In the four short years since his first gig he has become one of Philadelphia's most promising and interesting young artists. Delivering a high-energy brand of Pop Music that blends Funk, Rock, Soul, Blues, Hip-Hop and Jazz, Andre Coles is Boy Wonder.

"I still remember my first gig,
it was at the Whole Foods on South Street.
I had just put my first record out
and I didn't have a clue what I was doing.
All I knew was that some guy named Boy Wonder
was gonna rock a supermarket!"

Born in West Philadelphia to Reverend Vincent Coles and Pamela Coles, a Medical Technician, Andre began his musical life at age three by singing in the church choir. He was turned onto Rock and Roll at the age of six after hearing The Police's Roxanne.

Making music in various bands since the age of 17 Andre was a veteran of the Philadelphia Music Scene by age 20. Sparked by an impromptu performance with Maroon 5 at the TLA on their first headlining tour, Boy recorded his first solo album, Simplex in 2003. His second album, Electric Love would follow in 2006. Along the way Boy Wonder and his backing band The Klique have gained a reputation in Philadelphia for delivering high-energy, incredibly entertaining performances. Boy Wonder has often been compared to a young Prince.

"I was never comfortable with that comparison,
Prince is a genius and I'm too tall."

In 2006, Boy Wonder signed with Valentino Entertainment in mid 2006 who began shopping his music to major record labels almost immediately.In early 2007, less than a year after the release of Electric Love, Boy Wonder and the Klique went back to work to record Contact a title and song that holds a great deal of significance to him as an artist.

"I really think that art is self expression
right up until the point you show that art to someone else,
then it's about connecting with them.
If you can make Contact with someone else through your art
you've done your job."

Standout tracks such as "Body", "3000 Miles Away, and (I think we should) Breakup hint at Boy Wonders growth, newfound maturity, and strong belief in songwriting.

"I looked at all my favorite artists;
Sting, The Police, Prince, John Mayer
and the key to their success was writing great songs
that made you feel something,
and that all the technical skill won't help you if your songs aren't good.
it's the neighborhood I wish to live in someday"

The positive reception to the album Contact, made Boy Wonder one of the most in demand acts of 2007. From Daytona to New York City, including residencies at The Mansion and Lickety Split in downtown Philadelphia he brings his music to the people the old-fashioned way.
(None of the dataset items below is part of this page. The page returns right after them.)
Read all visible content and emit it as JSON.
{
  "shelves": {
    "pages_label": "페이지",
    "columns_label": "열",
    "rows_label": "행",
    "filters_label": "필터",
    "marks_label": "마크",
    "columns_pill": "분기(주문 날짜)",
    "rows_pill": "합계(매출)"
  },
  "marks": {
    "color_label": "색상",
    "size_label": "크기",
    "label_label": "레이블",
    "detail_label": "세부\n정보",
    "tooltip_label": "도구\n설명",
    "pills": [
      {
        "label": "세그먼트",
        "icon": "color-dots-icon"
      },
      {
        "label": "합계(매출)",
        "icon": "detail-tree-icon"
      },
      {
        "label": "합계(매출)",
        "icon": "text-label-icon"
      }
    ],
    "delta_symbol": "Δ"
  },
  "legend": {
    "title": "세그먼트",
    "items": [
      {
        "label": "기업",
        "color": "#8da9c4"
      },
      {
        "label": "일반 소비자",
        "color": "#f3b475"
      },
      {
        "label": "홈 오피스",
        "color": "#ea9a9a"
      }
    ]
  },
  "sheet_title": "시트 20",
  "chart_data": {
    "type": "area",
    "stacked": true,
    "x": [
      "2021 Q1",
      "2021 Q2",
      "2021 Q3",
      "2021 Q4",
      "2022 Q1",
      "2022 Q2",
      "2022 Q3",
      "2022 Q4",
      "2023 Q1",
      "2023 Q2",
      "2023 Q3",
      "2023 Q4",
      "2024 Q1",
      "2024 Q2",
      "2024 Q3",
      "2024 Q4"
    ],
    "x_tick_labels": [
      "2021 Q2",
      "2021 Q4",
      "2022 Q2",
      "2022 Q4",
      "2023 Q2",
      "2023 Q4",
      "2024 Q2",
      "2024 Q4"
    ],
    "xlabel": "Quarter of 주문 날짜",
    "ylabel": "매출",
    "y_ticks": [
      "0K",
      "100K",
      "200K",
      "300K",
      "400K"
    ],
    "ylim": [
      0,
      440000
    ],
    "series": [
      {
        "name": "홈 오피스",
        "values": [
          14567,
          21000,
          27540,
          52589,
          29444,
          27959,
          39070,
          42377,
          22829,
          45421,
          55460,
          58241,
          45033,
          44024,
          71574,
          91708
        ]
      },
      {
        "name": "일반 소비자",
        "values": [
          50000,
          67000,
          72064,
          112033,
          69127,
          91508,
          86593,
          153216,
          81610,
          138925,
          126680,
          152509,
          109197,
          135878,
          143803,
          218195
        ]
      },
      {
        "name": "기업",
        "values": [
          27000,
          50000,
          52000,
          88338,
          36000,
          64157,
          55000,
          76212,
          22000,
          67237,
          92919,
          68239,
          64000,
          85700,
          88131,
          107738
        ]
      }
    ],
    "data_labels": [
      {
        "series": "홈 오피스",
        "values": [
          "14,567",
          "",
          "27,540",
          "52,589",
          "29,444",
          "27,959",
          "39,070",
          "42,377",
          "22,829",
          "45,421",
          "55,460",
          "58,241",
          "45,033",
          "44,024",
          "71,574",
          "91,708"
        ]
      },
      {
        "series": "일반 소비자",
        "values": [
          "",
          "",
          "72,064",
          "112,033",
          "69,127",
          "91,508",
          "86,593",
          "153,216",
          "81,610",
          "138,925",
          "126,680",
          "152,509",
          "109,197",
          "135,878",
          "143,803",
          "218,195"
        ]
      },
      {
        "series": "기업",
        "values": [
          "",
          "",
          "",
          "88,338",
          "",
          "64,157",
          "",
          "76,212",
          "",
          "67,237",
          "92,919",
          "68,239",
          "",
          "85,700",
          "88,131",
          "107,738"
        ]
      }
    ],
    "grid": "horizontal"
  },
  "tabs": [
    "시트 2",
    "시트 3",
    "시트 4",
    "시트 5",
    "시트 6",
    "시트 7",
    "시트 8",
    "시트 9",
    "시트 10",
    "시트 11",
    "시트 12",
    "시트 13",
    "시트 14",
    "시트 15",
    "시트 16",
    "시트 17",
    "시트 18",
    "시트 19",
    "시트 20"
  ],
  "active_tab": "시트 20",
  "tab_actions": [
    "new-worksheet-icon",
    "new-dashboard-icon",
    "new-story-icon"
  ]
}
Starting in January of 2008, Boy Wonder took over as the host of Philly Rising, World Cafe Live's popular Monday Night Open Mic event. At the end of the year he released Superego, which would prove to be his most successful release yet.

After doing a national tour with Boston-Based Indie Rock Band, Bang Camaro, Boy Wonder has played all over the country including the South by Southwest Music Festival and the Jimmy Kimmel Show.

"It's important to try new things,
Bang Camaro is an amazing and unique band
and I'm glad to be a part of it."

Upon his return to Philadelphia, Boy Wonder spent 2009 using what he learned as a member of Bang Camaro to take the country by storm, touring everywhere from Detroit to Dallas and Los Angeles, spreading his music everywhere.

In June 2010 he took the band into the studio to record a new album, Animated, and opened for acts like Jenna Andrews (Island/DefJam) Vantiy Theft, Electric Six, The Knux (Interscope), and Idle Warship (Featuring Talib Kweli and Res).

"Watching the bands and artists that were
at the next level inspired me to keep on going,
I felt closer to where I wanna be than ever before."

In the summer of 2012 Boy Wonder released his sixth album, HEAVY, drawing from his original blues and gospel influences and is currently at work on his next tour.

"I want to grow as a musician, as a songwriter, as a person.
I want to get better. I want more people to see me and my band play.
I believe in what I'm doing and Im having a blast!"